Louis Aleka-Rybert : Conformément à l’article 15 de la loi 11/82 du 23 janvier 1982, j’ai été nommé par ordonnance N°10/2000 du21 Août 2000. Puis cette ordonnance a été ratifiée par la loi N° 2/2001 du 19/04/2001. Du fait de la nature,  de la taille et de la complexité de la structure à liquider, toutes les liquidations ne se ressemblent pas. Une liquidation consiste à  réaliser les actifs pour apurer les dettes laissées  par l’entreprise  en difficulté. Sur la durée, tant qu’il y aura des actifs à réaliser, on ne peut clôturer la procédure de liquidation.
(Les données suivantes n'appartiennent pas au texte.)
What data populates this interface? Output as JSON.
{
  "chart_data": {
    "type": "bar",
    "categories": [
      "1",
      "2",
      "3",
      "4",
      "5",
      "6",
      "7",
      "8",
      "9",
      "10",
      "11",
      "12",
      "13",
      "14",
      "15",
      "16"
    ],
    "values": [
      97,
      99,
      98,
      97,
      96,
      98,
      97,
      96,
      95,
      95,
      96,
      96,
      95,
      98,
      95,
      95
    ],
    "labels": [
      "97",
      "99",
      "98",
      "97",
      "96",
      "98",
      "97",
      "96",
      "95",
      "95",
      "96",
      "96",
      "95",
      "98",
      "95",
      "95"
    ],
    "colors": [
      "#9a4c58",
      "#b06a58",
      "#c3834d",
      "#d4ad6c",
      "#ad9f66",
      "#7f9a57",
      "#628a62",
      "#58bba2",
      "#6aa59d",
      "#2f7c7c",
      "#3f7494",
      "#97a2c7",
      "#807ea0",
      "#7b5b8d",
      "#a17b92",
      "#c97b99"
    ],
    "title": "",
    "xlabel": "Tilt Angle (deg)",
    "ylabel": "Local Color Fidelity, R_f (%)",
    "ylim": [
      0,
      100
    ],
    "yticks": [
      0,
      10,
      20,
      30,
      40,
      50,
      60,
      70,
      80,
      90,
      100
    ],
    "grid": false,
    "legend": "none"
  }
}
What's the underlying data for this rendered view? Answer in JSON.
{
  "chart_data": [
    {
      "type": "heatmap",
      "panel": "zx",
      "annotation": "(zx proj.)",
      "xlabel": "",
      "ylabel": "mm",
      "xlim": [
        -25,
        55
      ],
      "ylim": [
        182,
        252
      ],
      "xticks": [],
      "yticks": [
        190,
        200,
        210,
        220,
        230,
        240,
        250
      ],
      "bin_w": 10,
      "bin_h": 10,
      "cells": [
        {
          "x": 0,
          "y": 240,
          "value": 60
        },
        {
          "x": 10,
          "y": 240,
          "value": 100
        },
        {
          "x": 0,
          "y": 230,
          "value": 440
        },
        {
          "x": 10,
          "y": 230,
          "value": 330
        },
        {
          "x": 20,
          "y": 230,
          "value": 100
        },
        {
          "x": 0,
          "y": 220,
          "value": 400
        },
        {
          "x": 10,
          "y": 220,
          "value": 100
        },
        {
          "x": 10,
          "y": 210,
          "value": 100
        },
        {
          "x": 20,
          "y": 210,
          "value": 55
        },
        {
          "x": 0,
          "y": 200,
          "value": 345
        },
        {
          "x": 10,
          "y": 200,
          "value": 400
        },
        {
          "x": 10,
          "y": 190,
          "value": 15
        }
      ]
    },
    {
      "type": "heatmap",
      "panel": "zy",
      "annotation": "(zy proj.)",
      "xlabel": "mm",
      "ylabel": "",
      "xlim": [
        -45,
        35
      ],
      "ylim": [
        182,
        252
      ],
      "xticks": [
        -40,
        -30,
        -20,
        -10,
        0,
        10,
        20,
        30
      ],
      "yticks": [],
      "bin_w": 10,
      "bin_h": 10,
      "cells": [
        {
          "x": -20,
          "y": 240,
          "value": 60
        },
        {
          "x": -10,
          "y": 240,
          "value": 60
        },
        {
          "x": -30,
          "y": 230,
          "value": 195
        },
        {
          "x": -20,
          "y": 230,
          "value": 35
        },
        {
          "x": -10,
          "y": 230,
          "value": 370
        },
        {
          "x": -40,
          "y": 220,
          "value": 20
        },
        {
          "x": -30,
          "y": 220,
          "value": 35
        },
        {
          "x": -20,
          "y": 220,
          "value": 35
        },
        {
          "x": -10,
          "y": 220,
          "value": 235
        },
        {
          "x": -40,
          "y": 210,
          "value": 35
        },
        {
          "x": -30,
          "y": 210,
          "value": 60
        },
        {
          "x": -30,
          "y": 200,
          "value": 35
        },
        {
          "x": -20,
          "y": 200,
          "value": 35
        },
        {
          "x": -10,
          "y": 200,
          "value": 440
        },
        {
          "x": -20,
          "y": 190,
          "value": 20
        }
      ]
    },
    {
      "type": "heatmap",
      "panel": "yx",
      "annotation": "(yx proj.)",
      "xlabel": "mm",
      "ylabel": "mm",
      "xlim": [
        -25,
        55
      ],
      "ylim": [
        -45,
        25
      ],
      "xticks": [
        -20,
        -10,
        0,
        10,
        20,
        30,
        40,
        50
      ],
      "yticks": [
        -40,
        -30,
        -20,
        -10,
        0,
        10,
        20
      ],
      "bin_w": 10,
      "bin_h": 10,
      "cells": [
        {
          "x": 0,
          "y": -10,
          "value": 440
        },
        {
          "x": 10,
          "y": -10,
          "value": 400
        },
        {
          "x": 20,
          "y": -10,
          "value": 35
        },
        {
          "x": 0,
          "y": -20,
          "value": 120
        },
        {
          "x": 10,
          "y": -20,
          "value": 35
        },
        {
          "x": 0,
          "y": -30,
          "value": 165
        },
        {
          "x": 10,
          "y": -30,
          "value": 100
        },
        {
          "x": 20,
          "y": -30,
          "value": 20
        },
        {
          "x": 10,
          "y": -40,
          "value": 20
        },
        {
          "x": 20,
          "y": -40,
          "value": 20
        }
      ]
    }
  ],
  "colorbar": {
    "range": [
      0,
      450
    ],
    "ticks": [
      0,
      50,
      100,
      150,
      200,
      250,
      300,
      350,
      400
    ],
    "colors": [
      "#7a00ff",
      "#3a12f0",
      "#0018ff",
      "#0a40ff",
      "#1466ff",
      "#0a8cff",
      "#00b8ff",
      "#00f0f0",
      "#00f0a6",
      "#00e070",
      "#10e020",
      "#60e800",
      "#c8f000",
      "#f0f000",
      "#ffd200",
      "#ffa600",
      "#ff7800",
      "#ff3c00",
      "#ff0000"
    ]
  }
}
Je tiens à rappeler que la liquidation de l’Octra n’est pas la seule à être dans cette situation, les liquidations d’Air Gabon, de la Sonadig, de Codev, de la Banque du Gabon et du Luxembourg (BGL) ne sont toujours pas clôturées. Les praticiens du droit en la matière peuvent vous le confirmer. Ce sont les gros problèmes fonciers qui font parler de la liquidation d’Octra. La liquidation de l’Octra n’est pas une liquidation judiciaire, c’est une liquidation amiable, décidée par l’Etat. A ce titre, un rapport d’activité est fait, chaque année, pour présenter aux autorités ce qui a été fait pendant l’année et ce qui reste à faire. Chaque année ce rapport est soumis à l’appréciation des deux autorités de tutelle à savoir le ministre des Transports et le ministre des Finances. La poursuite des activités de liquidation ne se font pas sans l’aval des deux autorités de tutelle qui représente le gouvernement donc l’Etat. Tous les rapports d’activités depuis le début sont disponibles. Toute  liquidation comporte des difficultés et les choses ne se passent pas toujours comme on veut. C’est la réalité de toute liquidation.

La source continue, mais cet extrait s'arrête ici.